With inflation stubbornly high, partly due to a weaker shekel, the central bank has raised rates more than it had planned – to 4.5% from 0.1% in April 2022.

Data on Monday showed the annual inflation rate holding steady at 5% in April versus expectations of an ease to 4.7%.

Israel‘s economy grew 6.5% in 2022 and is expected to grow 2.5% in 2023, according to the Bank of Israel and the International Monetary Fund (IMF).

The Finance Ministry on Tuesday trimmed its 2023 growth forecast to 2.7% from 3% and saying the slowdown would cut tax revenue this year by 5.3 billion shekels ($1.5 billion).

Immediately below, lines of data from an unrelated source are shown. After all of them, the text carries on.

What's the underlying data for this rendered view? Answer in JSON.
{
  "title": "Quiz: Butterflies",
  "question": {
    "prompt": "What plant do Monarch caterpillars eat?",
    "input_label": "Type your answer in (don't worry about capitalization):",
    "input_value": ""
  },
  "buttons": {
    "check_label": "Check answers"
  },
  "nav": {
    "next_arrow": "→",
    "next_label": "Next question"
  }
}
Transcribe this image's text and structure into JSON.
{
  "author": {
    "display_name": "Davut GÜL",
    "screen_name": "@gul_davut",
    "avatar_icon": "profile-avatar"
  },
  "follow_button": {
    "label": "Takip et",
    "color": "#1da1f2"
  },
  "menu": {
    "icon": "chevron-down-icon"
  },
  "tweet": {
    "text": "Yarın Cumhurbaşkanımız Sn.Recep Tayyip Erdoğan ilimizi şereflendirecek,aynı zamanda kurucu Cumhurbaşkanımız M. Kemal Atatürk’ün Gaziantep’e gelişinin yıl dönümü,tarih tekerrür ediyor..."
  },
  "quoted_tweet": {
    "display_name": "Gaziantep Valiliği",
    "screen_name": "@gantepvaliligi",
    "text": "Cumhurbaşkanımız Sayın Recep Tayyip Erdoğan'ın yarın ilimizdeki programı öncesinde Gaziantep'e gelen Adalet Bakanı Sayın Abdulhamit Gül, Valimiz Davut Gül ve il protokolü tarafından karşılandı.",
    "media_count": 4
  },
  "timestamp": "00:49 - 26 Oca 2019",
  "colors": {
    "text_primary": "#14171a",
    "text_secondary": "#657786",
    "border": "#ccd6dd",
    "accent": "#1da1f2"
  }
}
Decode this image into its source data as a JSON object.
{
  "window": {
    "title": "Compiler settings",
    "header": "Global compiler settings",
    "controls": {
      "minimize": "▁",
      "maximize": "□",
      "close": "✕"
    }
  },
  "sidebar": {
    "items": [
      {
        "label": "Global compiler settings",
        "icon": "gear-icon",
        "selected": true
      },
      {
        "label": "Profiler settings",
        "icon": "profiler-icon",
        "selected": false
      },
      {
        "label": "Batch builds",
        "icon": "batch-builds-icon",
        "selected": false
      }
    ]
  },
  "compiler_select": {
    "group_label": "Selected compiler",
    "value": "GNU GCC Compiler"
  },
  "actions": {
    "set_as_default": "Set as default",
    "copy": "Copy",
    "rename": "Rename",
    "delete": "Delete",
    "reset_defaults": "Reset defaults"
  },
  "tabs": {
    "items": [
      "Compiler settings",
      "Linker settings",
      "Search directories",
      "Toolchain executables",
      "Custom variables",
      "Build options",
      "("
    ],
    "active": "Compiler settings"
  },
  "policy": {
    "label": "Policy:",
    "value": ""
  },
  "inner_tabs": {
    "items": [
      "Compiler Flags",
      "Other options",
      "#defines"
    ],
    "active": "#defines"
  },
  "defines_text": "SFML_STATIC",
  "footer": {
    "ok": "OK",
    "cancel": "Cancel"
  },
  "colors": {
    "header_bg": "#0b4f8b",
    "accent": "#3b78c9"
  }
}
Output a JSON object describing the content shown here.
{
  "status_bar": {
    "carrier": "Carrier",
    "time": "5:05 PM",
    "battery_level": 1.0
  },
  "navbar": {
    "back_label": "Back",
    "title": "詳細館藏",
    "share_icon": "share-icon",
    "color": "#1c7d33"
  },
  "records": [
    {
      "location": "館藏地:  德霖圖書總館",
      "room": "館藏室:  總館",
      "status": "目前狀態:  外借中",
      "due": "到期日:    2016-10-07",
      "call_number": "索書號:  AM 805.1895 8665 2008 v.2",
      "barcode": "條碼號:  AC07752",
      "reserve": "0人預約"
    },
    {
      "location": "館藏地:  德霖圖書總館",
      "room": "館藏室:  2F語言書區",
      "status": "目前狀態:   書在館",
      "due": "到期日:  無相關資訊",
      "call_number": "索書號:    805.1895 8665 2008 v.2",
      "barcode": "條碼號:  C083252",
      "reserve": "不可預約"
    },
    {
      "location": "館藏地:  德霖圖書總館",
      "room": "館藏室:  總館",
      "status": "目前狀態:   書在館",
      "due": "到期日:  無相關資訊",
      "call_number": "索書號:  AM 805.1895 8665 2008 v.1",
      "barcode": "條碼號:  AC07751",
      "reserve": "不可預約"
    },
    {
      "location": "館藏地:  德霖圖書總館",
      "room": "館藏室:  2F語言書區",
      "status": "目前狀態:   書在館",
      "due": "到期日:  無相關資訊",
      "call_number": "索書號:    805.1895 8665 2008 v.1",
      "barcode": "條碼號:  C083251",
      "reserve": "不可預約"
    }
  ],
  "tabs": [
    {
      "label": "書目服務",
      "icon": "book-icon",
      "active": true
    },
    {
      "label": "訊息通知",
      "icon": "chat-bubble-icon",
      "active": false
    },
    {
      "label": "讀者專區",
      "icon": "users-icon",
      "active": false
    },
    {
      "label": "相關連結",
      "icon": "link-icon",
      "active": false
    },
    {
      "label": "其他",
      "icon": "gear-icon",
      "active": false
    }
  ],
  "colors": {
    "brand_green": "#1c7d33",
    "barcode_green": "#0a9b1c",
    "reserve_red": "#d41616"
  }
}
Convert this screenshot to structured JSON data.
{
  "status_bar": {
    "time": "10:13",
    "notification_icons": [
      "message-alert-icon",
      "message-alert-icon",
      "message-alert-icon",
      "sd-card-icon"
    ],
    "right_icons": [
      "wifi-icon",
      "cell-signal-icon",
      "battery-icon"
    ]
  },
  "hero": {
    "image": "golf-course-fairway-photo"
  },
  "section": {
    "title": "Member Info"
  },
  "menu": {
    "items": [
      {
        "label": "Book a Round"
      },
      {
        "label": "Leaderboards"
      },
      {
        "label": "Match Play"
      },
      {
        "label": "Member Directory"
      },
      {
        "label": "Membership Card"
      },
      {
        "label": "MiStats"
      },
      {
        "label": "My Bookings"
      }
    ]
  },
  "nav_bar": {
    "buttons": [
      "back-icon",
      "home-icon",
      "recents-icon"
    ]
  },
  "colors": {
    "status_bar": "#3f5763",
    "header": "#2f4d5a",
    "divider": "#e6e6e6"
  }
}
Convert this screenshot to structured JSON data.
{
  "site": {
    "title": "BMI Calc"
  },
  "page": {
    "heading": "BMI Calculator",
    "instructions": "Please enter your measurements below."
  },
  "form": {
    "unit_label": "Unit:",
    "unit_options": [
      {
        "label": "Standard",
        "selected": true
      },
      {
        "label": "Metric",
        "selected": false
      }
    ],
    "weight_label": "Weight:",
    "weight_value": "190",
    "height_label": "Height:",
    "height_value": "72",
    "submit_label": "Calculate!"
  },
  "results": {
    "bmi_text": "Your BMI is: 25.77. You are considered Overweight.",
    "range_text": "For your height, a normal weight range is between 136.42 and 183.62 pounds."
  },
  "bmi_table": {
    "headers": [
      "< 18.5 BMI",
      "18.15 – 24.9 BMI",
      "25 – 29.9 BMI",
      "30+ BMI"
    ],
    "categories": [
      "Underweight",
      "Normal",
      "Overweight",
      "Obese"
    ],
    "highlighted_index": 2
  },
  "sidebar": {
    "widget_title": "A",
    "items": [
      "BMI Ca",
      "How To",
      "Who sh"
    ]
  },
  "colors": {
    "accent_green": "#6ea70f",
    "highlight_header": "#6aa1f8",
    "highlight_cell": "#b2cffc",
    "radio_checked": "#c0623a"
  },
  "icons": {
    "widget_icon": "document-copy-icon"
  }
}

It said the new forecasts take into account the fallout from uncertainty over the government’s judicial overhaul plan, which has been suspended due to heavy political and public pressure and amid a steep drop in foreign investment into tech firms that has weakened the shekel to a three year low versus the dollar.

Some analysts warn that the 2023 and 2024 state budget that must be approved by the end of the month does not do enough to encourage growth.

In the first quarter, investment in fixed assets grew 14.7%, although exports fell 3.5% and private spending dipped 1.7%.

On a per capita basis, GDP grew 0.1% in the first three months of the year.

The shekel was flat at 3.66 per dollar, while Tel Aviv share indexes were also largely unchanged.